By Collin Ross
After a few years of marriage, I asked my wife if she thought I was athletic. She responded, “I would say that you are active.” It was a blow to my ego, but it was true. I come from a long line of artists, not athletes. When I go to the local gym, I see these guys lifting weights that are three or four times what I struggle to budge, and I can’t help but feel insecure. There is no way I could do that.
“There is no way I can do that” has been a mantra in my life, especially when it comes to obedience to God. The Bible is filled with commands. When I read the teachings of Jesus, I come away thinking, “If Jesus had His way, He would change everything about the way I live! There is no way I can do what He wants.”
Fear is the normal, human response when tasked with something that we feel utterly incapable of doing. Isn’t it problematic, then, that our God frequently asks us to do what we believe is impossible?
The nation of Israel was called to be a light and a kingdom of priests so that the nations of the earth could see the righteousness of God in the way that Israel conducted herself. Talk about a tall order. In Isaiah 41, the God of the universe summons all the nations of the earth to stand before His judgment seat. No one is comfortable in the presence of the Holy One, “the whole earth trembles” (Isaiah 41:5). I can relate to their discomfort. There have been many times in my life when, knowing the depths of my unfaithfulness, I was afraid to even pray.
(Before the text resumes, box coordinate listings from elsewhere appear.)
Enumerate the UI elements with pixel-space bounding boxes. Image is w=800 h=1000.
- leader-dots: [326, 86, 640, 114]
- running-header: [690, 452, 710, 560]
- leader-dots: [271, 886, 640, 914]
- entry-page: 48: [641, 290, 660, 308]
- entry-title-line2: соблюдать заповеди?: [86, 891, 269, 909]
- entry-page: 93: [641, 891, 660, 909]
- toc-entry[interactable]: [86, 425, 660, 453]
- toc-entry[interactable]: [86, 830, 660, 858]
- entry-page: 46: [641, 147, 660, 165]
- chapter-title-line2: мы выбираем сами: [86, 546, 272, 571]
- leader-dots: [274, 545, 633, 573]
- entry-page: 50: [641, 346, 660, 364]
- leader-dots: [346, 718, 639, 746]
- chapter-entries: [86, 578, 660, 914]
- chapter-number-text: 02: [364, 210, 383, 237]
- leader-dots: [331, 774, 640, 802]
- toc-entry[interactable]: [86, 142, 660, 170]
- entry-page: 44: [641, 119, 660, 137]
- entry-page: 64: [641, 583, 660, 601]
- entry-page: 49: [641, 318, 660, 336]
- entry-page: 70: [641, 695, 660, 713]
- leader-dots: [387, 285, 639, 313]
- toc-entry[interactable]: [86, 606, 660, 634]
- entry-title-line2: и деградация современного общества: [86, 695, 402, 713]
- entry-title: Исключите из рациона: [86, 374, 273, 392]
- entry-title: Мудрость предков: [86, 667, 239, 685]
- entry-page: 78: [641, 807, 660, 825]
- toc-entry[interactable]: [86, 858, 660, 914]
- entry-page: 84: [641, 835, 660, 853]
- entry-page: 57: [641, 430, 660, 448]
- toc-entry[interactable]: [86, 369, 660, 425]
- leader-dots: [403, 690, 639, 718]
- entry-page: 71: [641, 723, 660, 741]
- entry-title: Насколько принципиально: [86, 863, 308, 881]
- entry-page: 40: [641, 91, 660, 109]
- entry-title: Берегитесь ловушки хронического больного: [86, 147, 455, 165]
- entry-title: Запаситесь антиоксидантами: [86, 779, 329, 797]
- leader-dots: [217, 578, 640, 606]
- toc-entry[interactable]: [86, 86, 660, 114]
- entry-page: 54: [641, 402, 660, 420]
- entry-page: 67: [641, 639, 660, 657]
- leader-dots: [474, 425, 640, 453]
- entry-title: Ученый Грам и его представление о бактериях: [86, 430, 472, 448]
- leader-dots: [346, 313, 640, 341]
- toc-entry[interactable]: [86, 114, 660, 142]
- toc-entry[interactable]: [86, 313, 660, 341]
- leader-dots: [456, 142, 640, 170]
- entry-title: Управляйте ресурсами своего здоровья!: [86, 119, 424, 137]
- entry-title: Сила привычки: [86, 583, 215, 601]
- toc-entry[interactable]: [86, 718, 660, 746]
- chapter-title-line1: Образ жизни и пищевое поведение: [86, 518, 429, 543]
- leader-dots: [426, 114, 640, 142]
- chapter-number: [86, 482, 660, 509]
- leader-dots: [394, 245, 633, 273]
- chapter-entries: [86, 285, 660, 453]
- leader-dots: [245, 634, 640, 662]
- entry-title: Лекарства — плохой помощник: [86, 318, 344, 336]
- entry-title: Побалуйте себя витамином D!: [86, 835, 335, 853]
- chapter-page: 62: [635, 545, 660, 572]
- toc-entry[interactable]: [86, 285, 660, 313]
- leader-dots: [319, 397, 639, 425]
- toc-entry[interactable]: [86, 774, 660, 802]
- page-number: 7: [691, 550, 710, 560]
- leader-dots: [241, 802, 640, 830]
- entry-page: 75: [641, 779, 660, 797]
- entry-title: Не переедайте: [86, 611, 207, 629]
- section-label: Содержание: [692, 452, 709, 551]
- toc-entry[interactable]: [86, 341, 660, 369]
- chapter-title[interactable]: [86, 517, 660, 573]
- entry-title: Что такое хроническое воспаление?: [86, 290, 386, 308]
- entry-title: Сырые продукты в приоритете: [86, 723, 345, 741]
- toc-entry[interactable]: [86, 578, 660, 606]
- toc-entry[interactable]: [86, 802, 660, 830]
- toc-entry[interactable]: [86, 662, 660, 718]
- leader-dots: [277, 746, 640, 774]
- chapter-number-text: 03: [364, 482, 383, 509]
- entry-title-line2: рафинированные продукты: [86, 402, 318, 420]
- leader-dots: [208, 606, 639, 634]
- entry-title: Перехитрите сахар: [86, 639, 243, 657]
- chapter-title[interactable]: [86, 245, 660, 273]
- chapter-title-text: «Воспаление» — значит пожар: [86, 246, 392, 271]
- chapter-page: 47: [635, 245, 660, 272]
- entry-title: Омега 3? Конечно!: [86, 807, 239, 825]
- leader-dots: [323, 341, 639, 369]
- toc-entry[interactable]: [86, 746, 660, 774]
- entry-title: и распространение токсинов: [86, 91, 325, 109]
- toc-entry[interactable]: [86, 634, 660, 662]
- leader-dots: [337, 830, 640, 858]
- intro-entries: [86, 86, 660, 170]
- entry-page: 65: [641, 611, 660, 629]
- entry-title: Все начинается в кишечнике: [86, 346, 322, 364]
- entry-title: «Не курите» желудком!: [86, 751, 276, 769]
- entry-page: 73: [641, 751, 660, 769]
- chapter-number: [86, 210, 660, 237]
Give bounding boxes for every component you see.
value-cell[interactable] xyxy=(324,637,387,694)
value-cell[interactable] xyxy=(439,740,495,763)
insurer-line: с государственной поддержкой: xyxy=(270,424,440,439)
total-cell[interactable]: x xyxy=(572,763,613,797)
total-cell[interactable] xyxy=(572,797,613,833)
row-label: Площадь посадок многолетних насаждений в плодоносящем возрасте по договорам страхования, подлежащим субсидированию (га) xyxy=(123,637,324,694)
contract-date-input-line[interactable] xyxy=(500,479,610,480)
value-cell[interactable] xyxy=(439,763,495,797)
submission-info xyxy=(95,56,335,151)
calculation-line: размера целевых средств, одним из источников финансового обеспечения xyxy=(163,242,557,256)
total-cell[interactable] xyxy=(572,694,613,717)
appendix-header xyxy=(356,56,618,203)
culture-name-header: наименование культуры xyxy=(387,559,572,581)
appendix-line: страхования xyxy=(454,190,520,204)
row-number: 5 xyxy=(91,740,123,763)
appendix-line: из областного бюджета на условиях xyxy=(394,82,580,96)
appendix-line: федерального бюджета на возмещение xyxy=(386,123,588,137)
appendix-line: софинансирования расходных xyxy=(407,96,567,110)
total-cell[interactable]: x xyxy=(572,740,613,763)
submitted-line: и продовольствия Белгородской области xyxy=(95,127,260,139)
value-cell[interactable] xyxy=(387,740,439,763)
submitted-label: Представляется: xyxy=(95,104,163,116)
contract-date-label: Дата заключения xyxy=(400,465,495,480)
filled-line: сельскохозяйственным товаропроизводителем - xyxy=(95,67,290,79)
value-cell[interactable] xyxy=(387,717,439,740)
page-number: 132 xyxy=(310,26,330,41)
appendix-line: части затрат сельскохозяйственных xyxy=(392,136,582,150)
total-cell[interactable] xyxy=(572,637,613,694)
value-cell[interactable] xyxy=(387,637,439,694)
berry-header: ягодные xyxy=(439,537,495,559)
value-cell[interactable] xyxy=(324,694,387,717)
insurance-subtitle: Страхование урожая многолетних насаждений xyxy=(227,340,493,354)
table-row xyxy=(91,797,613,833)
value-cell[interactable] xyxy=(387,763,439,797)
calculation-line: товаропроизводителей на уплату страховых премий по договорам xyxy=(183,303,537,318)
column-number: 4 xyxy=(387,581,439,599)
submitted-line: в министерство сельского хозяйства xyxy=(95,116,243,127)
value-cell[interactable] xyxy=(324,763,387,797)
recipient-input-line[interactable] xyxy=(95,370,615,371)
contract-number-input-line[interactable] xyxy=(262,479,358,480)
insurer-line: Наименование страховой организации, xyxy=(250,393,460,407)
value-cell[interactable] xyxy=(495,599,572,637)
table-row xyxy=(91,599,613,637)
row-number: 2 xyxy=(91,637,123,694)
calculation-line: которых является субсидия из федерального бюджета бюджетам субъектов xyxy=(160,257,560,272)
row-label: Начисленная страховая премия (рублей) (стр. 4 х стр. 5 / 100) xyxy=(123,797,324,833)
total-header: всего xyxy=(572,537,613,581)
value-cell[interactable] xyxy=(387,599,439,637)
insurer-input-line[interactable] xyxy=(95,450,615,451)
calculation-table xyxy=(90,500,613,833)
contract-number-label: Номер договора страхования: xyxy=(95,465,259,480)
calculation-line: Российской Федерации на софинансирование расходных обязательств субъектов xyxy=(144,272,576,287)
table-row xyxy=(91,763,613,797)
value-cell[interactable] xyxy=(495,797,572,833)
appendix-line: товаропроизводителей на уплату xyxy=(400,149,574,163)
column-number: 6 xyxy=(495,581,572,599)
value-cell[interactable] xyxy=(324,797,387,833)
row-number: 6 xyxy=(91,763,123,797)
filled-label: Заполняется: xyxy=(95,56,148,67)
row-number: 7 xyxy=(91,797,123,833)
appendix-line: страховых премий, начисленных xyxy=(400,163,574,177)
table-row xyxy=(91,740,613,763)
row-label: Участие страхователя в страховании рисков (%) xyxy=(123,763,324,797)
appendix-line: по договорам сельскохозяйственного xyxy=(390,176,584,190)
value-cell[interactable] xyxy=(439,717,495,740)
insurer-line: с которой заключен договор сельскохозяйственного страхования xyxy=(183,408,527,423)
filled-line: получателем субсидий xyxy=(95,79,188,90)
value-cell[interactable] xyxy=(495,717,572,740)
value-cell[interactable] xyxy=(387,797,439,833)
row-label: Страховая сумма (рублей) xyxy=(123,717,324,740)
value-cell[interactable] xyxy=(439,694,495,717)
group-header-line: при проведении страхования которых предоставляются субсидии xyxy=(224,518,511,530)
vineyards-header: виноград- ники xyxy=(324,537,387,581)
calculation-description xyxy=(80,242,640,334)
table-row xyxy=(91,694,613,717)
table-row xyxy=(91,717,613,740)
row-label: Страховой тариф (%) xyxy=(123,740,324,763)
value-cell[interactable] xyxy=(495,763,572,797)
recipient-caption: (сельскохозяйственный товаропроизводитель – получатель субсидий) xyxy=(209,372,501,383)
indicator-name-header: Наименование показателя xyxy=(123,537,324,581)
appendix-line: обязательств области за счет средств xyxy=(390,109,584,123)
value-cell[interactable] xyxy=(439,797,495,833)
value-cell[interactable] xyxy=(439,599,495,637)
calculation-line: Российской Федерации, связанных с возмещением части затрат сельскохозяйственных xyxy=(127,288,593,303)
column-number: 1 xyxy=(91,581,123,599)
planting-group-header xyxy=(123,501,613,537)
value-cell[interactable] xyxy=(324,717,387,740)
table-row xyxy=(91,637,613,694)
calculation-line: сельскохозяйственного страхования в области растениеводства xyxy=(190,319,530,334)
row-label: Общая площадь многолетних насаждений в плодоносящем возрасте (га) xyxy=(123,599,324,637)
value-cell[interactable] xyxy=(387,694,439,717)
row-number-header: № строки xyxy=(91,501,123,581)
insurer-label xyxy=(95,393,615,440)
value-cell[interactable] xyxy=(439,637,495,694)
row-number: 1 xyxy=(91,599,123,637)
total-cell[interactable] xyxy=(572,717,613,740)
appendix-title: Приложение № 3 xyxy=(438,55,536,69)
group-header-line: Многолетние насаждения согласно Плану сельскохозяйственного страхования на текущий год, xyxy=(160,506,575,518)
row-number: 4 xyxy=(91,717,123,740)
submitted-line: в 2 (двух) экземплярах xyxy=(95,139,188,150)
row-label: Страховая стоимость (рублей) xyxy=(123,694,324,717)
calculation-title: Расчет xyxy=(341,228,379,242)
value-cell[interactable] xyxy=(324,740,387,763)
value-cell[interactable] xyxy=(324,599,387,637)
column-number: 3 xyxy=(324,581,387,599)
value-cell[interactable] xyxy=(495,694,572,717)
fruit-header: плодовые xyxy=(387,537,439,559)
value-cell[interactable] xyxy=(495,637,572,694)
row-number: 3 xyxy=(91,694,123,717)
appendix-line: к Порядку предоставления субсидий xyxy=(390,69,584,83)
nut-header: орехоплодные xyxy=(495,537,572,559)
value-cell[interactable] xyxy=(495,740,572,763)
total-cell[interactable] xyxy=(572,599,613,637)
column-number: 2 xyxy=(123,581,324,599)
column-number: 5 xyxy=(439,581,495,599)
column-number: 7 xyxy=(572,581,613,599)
And yet, He says to Israel, “Do not fear, for I am with you; do not be afraid, for I am your God. I will strengthen you; I will help you; I will hold on to you with my righteous right hand” (v.10). From beginning to end, the mantra of God in Scripture is, “I am with you.” When our hearts cry out, “There is no way I can do this!”, the response from God is, “I know, and I am here to help” (2Timothy 1:7).
God strengthens us through the ministry of the Holy Spirit. John writes, “This is how we know that we remain in him and he in us: He has given us of his Spirit” (1John 4:13). When the fear of failure casts a shadow over our hearts, we can turn to the Spirit who relays to us the truth of God’s grace, thereby freeing us from our fears. The Spirit reminds us that God is for us. In the words of Paul, “If God is for us, who is against us? He did not even spare his own Son but gave him up for us all” (Romans 8:31–32).